Statistiken und Fakten
Statistiken zeigen, dass die österreichische Sojaindustrie einen erheblichen Beitrag zur Energiewende leistet. Im Jahr 2025 wurden etwa 90.000 Tonnen Sojabohnen in der größten Mühle des Landes verarbeitet. Der Erlös aus dem Verkauf von Sojaöl als Energieträger ist für viele Betriebe unverzichtbar. Die EU-Entscheidung könnte jedoch zu einem Rückgang der Produktion und einem Anstieg der Importabhängigkeit führen.
Expertenmeinungen
Josef Moosbrugger, Präsident der Landwirtschaftskammer Österreich, kritisiert die Pläne der EU-Kommission scharf. Er fordert eine differenzierte Betrachtung, die zwischen nachhaltiger EU-Produktion und problematischen Anbaumethoden in Übersee unterscheidet. Die energetische Nutzung von Nebenprodukten aus nachhaltiger Landwirtschaft sollte gefördert und nicht behindert werden.
Zukunftsperspektiven
Die Zukunft der österreichischen Sojaölproduktion hängt stark von den kommenden Entscheidungen auf EU-Ebene ab. Landwirtschaftsminister Norbert Totschnig wird die Thematik beim nächsten EU-Agrarministerrat ansprechen. Es besteht Hoffnung, dass durch gezielte Lobbyarbeit und diplomatische Verhandlungen eine Überarbeitung des Vorschlags erreicht werden kann.
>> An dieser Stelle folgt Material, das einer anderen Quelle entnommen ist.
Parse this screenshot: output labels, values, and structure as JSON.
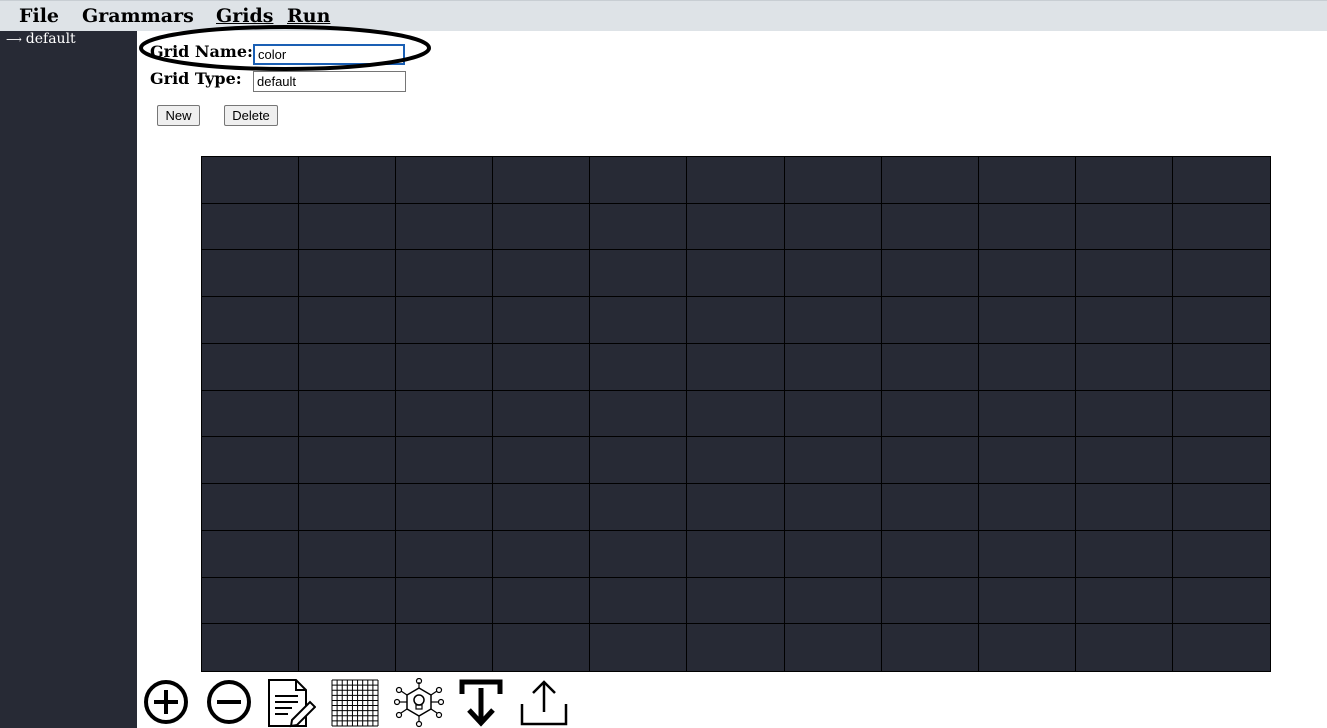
{
  "menu": {
    "file": "File",
    "grammars": "Grammars",
    "grids": "Grids",
    "run": "Run"
  },
  "sidebar": {
    "items": [
      {
        "arrow": "⟶",
        "label": "default"
      }
    ]
  },
  "form": {
    "grid_name_label": "Grid Name:",
    "grid_name_value": "color",
    "grid_type_label": "Grid Type:",
    "grid_type_value": "default",
    "new_label": "New",
    "delete_label": "Delete"
  },
  "grid": {
    "rows": 11,
    "columns": 11,
    "cell_color": "#272a35",
    "line_color": "#000000"
  },
  "toolbar": {
    "icons": [
      "add-circle-icon",
      "remove-circle-icon",
      "edit-document-icon",
      "grid-icon",
      "network-bulb-icon",
      "download-icon",
      "upload-icon"
    ]
  },
  "colors": {
    "menubar": "#dee3e7",
    "sidebar": "#272a35",
    "focus": "#1a5fb4"
  }
}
Langfristig könnte dies nicht nur die österreichische Landwirtschaft stabilisieren, sondern auch einen wichtigen Beitrag zu den Klimazielen der EU leisten.
Zusammenfassend zeigt sich, dass die geplante EU-Regelung weitreichende Konsequenzen für die österreichische Landwirtschaft und den Energiemarkt haben könnte. Es bleibt abzuwarten, ob die Anliegen der österreichischen Produzenten bei den Entscheidungsträgern Gehör finden.